Kitabı okumaya başladığımda bu ne, sanırım okumayacağım, ne demek istedi, bu kavram karmaşası da nedir? Diye söylendim ve kitabı okumaktan vazgeçip rafa kaldırdım. İki gün sonra yine elime alıp okumaya devam ettiğimde yoğun bir duygusallıkla kitabı bitirdim.
Kitapta , Kadınların ve küçük çocuklarının dünyasından yoksulluğun, umudun, trajedinin, yok sayılmanın, hor görülmenin, çaresizliğin yer aldığı 12 öykü yer alıyor.

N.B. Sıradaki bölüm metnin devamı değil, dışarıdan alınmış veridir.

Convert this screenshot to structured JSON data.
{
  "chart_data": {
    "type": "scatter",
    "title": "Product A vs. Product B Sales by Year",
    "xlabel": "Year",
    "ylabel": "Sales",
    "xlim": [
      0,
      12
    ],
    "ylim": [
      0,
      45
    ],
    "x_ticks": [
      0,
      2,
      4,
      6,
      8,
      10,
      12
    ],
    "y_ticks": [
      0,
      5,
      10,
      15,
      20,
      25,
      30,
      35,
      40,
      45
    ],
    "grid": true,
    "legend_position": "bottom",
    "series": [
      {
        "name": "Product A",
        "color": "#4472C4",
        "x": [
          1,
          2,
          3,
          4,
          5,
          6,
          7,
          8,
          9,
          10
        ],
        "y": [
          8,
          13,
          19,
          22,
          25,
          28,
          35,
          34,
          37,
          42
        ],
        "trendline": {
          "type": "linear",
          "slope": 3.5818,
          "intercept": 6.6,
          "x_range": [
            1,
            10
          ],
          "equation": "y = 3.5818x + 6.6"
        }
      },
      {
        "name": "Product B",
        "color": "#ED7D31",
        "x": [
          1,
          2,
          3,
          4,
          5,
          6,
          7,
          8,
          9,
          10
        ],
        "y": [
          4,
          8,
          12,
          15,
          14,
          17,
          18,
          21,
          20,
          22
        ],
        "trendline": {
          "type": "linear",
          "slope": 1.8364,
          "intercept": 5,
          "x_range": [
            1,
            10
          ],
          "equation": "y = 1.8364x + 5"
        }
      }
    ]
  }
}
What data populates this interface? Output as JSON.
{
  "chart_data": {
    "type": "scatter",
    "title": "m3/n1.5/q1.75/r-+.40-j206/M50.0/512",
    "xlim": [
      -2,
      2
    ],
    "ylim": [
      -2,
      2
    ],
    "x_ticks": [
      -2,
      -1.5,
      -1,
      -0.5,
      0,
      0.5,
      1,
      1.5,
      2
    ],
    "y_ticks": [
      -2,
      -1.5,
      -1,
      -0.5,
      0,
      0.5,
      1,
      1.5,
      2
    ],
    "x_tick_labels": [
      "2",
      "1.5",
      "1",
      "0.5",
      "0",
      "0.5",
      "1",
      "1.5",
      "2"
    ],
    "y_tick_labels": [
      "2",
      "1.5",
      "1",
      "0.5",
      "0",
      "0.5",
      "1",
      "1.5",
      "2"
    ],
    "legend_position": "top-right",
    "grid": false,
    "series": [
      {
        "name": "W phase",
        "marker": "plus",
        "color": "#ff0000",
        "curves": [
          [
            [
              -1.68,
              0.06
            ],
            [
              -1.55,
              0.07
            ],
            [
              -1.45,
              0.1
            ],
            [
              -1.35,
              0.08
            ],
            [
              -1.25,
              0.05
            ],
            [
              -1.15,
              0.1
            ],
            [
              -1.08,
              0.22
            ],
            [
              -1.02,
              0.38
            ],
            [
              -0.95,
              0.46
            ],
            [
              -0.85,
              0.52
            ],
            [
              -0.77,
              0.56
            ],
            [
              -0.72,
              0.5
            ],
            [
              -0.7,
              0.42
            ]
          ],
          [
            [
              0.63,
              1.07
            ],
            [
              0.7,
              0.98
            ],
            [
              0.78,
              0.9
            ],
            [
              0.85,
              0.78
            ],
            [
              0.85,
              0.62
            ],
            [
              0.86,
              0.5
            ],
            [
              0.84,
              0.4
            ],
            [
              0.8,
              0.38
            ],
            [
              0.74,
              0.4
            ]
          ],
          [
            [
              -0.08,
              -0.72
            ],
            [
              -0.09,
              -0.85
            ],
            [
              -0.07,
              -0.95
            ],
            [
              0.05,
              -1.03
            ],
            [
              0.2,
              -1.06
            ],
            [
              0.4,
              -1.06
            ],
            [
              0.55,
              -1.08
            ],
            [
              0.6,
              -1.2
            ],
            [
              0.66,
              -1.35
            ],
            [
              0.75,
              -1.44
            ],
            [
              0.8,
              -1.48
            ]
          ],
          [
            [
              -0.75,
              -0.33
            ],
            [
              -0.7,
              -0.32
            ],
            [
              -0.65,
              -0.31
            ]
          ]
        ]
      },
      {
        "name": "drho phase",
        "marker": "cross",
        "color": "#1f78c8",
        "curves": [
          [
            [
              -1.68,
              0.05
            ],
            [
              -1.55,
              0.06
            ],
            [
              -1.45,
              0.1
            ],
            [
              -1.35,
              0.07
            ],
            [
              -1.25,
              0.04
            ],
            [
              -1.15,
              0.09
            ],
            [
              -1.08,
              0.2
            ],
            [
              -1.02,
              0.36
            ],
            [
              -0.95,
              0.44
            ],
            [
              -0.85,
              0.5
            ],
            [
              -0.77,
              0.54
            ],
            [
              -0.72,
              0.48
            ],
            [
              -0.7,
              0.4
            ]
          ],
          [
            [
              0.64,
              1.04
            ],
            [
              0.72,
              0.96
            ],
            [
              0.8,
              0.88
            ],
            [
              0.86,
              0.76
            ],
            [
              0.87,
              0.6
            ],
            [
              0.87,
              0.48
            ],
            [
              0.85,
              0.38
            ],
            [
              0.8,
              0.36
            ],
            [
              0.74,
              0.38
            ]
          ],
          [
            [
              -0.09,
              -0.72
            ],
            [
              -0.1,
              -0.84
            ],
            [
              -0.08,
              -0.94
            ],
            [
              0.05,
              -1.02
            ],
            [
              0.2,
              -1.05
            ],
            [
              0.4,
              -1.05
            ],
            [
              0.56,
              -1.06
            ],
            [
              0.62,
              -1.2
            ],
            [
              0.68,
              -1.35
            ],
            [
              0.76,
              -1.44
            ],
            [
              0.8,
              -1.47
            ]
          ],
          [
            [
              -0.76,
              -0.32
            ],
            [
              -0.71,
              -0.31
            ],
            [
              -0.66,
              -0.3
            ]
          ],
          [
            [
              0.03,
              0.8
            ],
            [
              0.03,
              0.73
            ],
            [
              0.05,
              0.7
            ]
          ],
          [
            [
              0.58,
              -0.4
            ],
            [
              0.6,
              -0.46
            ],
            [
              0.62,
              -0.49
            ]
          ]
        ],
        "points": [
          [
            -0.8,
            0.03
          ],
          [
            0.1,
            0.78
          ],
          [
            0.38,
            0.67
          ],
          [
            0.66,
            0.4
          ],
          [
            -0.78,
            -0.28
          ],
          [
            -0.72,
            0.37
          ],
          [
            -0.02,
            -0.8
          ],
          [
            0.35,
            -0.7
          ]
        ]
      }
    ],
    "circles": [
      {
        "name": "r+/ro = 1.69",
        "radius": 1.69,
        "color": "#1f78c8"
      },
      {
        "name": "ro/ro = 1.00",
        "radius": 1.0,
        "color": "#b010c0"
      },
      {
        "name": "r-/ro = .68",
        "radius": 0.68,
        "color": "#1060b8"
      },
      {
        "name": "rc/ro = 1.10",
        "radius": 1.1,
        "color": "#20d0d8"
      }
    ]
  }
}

En beğendiğim öyküler Edirne'nin köprüleri ve haraç oldu. Haraç öyküsü en uzun öyküydü ve tabiri caizse iliklerinize işleyecek bir öykü. Bir gününü bile kendi için yaşamadan ömrünü tamamlayan bir kadının öyküsü. Kimsesiz bir çocukluk, genç kızlık, kadınlık, evlilik, yaşlılık. Yok sayılmış bir kadının ömrünü kırk sayfada anlatın deseler en iyi bu şekilde anlatılırdı sanırım.
Anlaşılması da hissedilmesi de emek isteyen bir kitap. Kitapla kalın, hoş kalın.